While the industry has done its best to mitigate the problem with spectrum-optimising technologies, this can only go so far in helping the situation. Ultimately, the bottom line is this: more spectrum is needed for mobile.
This year’s World Radiocommunication Conference, or WRC, therefore falls at a particularly significant time for the industry. With network capacity reaching bursting point and the next WRC not due until 2019, telcos are running against the clock.
“It’s all about the lead times,” says Glyn Carter, Senior Spectrum Advisor at the GSMA. “These conferences only take place every four years and typically there is only an agenda about a particular subject once every two conferences.
“The last time [mobile spectrum] was discussed was back in 2007. Since then, a lot as happened in the field of mobile broadband and the whole world has changed, with the advent of the smartphone etc.
“No-one can predict the future but it’s pretty clear that the use of mobile broadband will continue to grow pretty rapidly over the coming years - I think everyone agrees on that. What this conference needs to do is allocate additional spectrum for mobile that will allow that growth to happen.”
Of course, it isn’t just telcos who will be vying for additional resources; operators will be up against other organisations with their eyes on the same spectrum, including broadcasters.
So what happens if telcos can’t convince the ITU to hand over the additional resources that they claim they so desperately need?
“You have to look at the ‘what if’,” says Carter. “If you look at the normal [event] cycle of around four years, then you’d be looking at around 2023 before another conference could consider this matter. And then you’ve got a lead time of 5-10 years on top of that.
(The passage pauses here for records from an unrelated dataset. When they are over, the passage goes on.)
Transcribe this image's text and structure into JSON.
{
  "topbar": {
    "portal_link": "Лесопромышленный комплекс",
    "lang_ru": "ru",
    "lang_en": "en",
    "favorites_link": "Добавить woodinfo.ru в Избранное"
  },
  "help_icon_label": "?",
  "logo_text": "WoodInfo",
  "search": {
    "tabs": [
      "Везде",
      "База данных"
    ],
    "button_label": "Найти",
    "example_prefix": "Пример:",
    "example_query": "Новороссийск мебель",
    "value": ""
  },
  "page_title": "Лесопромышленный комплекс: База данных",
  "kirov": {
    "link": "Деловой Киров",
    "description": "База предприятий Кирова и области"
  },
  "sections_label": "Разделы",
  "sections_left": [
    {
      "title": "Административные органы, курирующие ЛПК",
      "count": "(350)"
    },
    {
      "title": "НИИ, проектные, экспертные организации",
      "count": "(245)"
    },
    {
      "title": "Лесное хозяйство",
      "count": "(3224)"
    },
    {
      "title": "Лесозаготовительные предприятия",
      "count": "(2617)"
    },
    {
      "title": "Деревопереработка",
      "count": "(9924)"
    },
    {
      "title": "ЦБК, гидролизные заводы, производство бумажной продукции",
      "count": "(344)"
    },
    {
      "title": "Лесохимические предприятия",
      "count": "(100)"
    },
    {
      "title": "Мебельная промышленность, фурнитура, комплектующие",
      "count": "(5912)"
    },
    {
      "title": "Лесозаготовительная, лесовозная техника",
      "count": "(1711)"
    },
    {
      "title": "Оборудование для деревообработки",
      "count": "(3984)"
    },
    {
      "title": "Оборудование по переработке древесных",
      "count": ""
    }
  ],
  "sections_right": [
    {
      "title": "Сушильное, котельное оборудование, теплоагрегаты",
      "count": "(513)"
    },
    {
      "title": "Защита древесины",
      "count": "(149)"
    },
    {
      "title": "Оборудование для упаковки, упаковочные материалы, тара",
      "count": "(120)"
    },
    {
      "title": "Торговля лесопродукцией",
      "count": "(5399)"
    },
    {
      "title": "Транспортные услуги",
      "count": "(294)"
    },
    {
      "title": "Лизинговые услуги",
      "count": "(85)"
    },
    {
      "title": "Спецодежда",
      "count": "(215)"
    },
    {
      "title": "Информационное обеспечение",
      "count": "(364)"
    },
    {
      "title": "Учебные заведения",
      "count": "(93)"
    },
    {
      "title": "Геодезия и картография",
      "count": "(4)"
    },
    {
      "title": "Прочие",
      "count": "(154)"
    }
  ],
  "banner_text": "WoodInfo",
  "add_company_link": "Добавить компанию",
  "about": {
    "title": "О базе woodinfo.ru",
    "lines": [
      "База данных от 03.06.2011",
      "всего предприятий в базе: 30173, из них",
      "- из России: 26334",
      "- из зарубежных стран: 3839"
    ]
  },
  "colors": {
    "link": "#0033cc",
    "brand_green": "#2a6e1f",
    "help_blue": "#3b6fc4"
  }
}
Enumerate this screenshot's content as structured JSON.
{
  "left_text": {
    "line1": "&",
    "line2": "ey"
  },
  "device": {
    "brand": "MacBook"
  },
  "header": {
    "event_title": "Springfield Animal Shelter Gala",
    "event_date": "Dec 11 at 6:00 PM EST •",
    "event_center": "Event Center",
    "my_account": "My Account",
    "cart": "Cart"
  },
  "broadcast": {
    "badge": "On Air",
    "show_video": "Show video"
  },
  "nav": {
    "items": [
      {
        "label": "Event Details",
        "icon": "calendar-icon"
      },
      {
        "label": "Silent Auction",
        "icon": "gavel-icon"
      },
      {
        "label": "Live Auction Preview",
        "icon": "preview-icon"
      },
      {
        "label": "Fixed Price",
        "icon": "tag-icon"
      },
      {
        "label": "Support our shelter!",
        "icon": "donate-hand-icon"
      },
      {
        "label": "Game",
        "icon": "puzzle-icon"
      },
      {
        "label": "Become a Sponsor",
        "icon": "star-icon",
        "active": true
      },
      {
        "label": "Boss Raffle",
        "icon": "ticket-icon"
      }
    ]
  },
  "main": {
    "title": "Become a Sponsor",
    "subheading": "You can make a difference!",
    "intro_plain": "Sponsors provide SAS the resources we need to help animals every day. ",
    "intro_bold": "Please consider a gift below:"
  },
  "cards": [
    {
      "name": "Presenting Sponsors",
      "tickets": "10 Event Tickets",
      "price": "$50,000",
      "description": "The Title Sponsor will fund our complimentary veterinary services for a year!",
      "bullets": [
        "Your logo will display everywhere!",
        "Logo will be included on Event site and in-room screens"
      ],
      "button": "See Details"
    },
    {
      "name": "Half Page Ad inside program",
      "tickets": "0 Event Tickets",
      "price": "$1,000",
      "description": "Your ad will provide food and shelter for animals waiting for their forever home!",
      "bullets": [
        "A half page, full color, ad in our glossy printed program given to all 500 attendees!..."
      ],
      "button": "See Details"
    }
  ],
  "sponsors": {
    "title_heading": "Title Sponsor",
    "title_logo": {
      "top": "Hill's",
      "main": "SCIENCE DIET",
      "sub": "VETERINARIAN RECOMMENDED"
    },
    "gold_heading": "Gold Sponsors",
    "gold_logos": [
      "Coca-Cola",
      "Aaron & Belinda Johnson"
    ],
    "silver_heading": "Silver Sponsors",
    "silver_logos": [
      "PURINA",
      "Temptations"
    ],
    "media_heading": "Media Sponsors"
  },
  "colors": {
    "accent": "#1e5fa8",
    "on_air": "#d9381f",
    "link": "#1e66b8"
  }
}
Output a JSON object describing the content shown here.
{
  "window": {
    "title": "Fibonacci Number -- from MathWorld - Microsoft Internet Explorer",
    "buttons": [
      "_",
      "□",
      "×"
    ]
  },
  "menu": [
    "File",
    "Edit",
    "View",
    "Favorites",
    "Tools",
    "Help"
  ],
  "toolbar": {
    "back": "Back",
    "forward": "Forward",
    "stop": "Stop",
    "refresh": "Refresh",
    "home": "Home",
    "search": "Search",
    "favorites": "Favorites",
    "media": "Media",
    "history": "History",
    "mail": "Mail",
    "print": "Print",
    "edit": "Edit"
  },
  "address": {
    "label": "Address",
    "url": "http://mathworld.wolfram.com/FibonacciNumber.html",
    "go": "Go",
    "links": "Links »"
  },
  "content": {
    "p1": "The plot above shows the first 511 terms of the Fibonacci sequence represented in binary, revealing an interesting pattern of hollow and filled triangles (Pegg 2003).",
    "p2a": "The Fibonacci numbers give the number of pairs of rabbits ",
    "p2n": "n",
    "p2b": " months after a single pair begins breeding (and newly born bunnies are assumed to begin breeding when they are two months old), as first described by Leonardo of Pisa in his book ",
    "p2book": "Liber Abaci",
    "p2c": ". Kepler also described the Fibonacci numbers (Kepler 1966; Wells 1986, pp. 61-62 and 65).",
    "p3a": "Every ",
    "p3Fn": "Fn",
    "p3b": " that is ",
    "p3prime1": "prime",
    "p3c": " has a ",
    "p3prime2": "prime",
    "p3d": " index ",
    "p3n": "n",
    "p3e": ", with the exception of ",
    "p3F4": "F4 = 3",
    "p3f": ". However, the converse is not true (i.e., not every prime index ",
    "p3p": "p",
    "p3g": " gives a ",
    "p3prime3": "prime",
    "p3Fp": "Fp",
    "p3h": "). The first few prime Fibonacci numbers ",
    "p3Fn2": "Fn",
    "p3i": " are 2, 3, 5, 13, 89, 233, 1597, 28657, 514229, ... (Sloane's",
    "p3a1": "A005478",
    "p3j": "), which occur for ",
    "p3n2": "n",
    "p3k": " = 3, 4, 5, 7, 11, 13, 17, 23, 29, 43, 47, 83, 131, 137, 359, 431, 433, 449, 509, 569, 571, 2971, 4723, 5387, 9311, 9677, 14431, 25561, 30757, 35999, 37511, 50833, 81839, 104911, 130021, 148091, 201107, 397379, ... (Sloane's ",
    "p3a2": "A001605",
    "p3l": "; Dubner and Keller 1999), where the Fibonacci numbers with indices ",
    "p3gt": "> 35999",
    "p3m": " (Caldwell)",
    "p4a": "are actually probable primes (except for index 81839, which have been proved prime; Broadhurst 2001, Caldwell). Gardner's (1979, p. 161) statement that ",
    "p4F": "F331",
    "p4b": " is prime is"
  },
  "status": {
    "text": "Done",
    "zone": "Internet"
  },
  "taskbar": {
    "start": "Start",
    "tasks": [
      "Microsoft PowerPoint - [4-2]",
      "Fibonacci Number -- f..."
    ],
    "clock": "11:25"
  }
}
“So if decisions aren’t made at this conference, then you’re probably looking at 2030 before spectrum that isn’t allocated to mobile broadband could be made available.
“In 15 years, you’d imagine that the use of spectrum for mobile broadband is going to have increased by an astronomical amount...This could have a very serious impact on the growth of mobile broadband.”
Operators are already looking to other techniques to meet soaring traffic, and evolving technology and use of new ones have allowed operators to squeeze what they can from the resources they possess. But as Carter explains, this isn’t enough.
“There are practical limitations on that for a number of reasons and limits on what can be done. That also has a big impact on cost of providing the services [to consumers] as well.
“[There’s also] the use of things like Wi-Fi, which again is something all the operators are doing. But that can’t completely solve the problem; it can help, but it doesn’t avoid the need to have more spectrum.”
With WRC-15 now entering its second week, operators’ ambitions for mobile services remain at the mercy of the ITU.